Yes, there has been a decline in reading—especially reading physical books—for decades. Attention spans are lessened by too much time scrolling, scanning, and skimming online. Students become habituated to information taken in small bites, not digested as whole meals. James Carr noted this malady fifteen years ago in The Shallows. Sitting and reading a hard copy book, with no distractions, is a neglected discipline. But it also gives the neglected benefits of intellectual insight and the discovery of knowledge. To reach the joy of knowing requires avoiding the distractions of multi-tasking and image-based stimulation. It usually means unplugging.
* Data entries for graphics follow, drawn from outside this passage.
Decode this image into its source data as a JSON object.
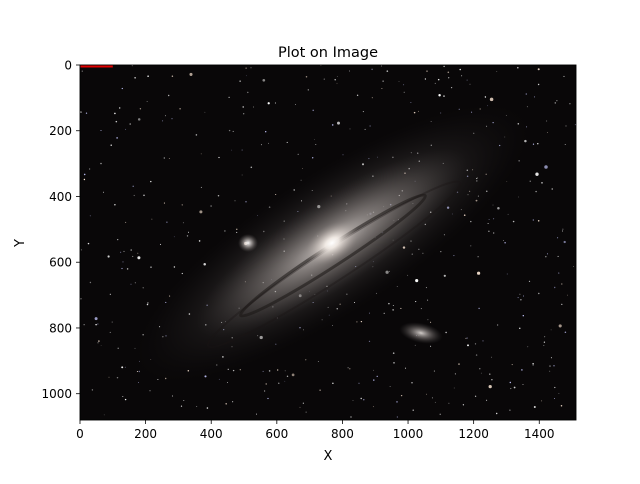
{
  "chart_data": {
    "type": "line",
    "title": "Plot on Image",
    "xlabel": "X",
    "ylabel": "Y",
    "xlim": [
      0,
      1512
    ],
    "ylim": [
      1080,
      0
    ],
    "y_inverted": true,
    "grid": false,
    "legend": "none",
    "background_image": "galaxy-photo",
    "xticks": [
      0,
      200,
      400,
      600,
      800,
      1000,
      1200,
      1400
    ],
    "yticks": [
      0,
      200,
      400,
      600,
      800,
      1000
    ],
    "series": [
      {
        "x": [
          0,
          100
        ],
        "y": [
          0,
          0
        ],
        "color": "#e00000"
      }
    ]
  }
}
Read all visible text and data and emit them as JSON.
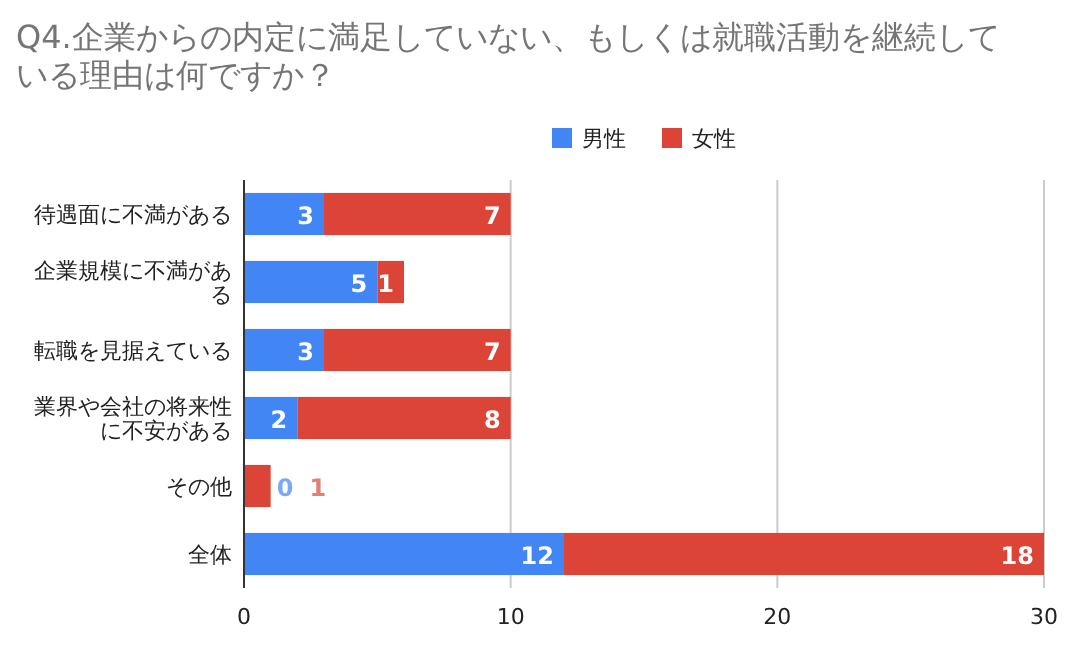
{
  "chart_data": {
    "type": "bar",
    "orientation": "horizontal",
    "stacked": true,
    "title": "Q4.企業からの内定に満足していない、もしくは就職活動を継続している理由は何ですか？",
    "categories": [
      "待遇面に不満がある",
      "企業規模に不満がある",
      "転職を見据えている",
      "業界や会社の将来性に不安がある",
      "その他",
      "全体"
    ],
    "series": [
      {
        "name": "男性",
        "color": "#4285f4",
        "values": [
          3,
          5,
          3,
          2,
          0,
          12
        ]
      },
      {
        "name": "女性",
        "color": "#db4437",
        "values": [
          7,
          1,
          7,
          8,
          1,
          18
        ]
      }
    ],
    "xlim": [
      0,
      30
    ],
    "xticks": [
      0,
      10,
      20,
      30
    ],
    "grid": "x",
    "legend": "top",
    "data_labels": true
  }
}
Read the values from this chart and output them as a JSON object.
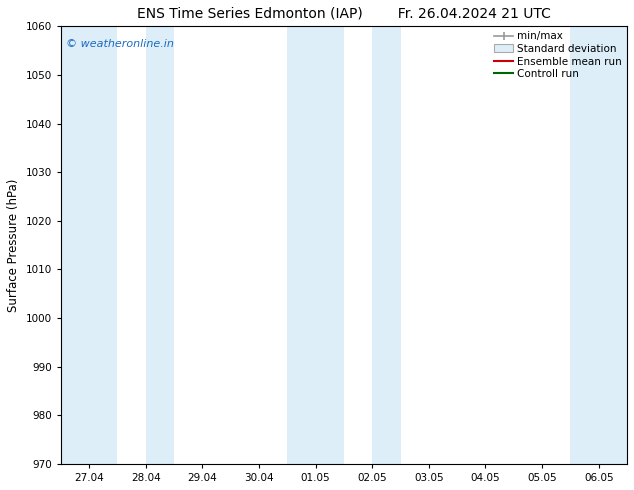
{
  "title_left": "ENS Time Series Edmonton (IAP)",
  "title_right": "Fr. 26.04.2024 21 UTC",
  "ylabel": "Surface Pressure (hPa)",
  "ylim": [
    970,
    1060
  ],
  "yticks": [
    970,
    980,
    990,
    1000,
    1010,
    1020,
    1030,
    1040,
    1050,
    1060
  ],
  "x_labels": [
    "27.04",
    "28.04",
    "29.04",
    "30.04",
    "01.05",
    "02.05",
    "03.05",
    "04.05",
    "05.05",
    "06.05"
  ],
  "x_values": [
    0,
    1,
    2,
    3,
    4,
    5,
    6,
    7,
    8,
    9
  ],
  "xlim": [
    -0.5,
    9.5
  ],
  "shaded_bands": [
    {
      "x_start": -0.5,
      "x_end": 0.5,
      "color": "#ddeef8"
    },
    {
      "x_start": 1.0,
      "x_end": 1.5,
      "color": "#ddeef8"
    },
    {
      "x_start": 3.5,
      "x_end": 4.5,
      "color": "#ddeef8"
    },
    {
      "x_start": 5.0,
      "x_end": 5.5,
      "color": "#ddeef8"
    },
    {
      "x_start": 8.5,
      "x_end": 9.5,
      "color": "#ddeef8"
    }
  ],
  "watermark_text": "© weatheronline.in",
  "watermark_color": "#1a6bbf",
  "watermark_fontsize": 8,
  "legend_items": [
    {
      "label": "min/max",
      "color": "#999999"
    },
    {
      "label": "Standard deviation",
      "color": "#ddeef8",
      "edge": "#aaaaaa"
    },
    {
      "label": "Ensemble mean run",
      "color": "#cc0000"
    },
    {
      "label": "Controll run",
      "color": "#006600"
    }
  ],
  "background_color": "#ffffff",
  "title_fontsize": 10,
  "tick_fontsize": 7.5,
  "label_fontsize": 8.5,
  "legend_fontsize": 7.5
}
Fourth, students should avoid any distractions from the lecture and class discussions. As philosopher, Simone Weil, wrote, attention is a kind of prayer. You offer it with the intent of learning, of listening, of humbly coming to grips with reality through a teacher or book. While we are sentient if not sleeping, we are seldom attending to anything with a singleness of mind. Since we are finite, attending to X means we must avoid or minimize attending to Y and Z. This is why we sometimes close our eyes when listening to compelling music. We want to give attention to it by listening. (This is less so for live performances.) To multi-task necessarily means to do each of several tasks less well than if one were doing one task (which I dub, uni-tasking). One hopes that a surgeon is uni-tasking while operating, not multitasking. The same holds true for a pilot flying an airplane. These serious matters demand undivided and focused attention.
Jesus said, “Be careful how you listen” (Luke 8:18). This applies to all of life, since we should be alert and discerning about the information we receive, sorting the true from the false ardently and holding fast to what is true and good and worthwhile, whether we find that in the classroom or elsewhere (Hebrews 5:11-14; 1 John 4:1-4).
Understood and agreed. On the other hand 20 year old students who have not figured this out are not likely to change their ways without a little coddling.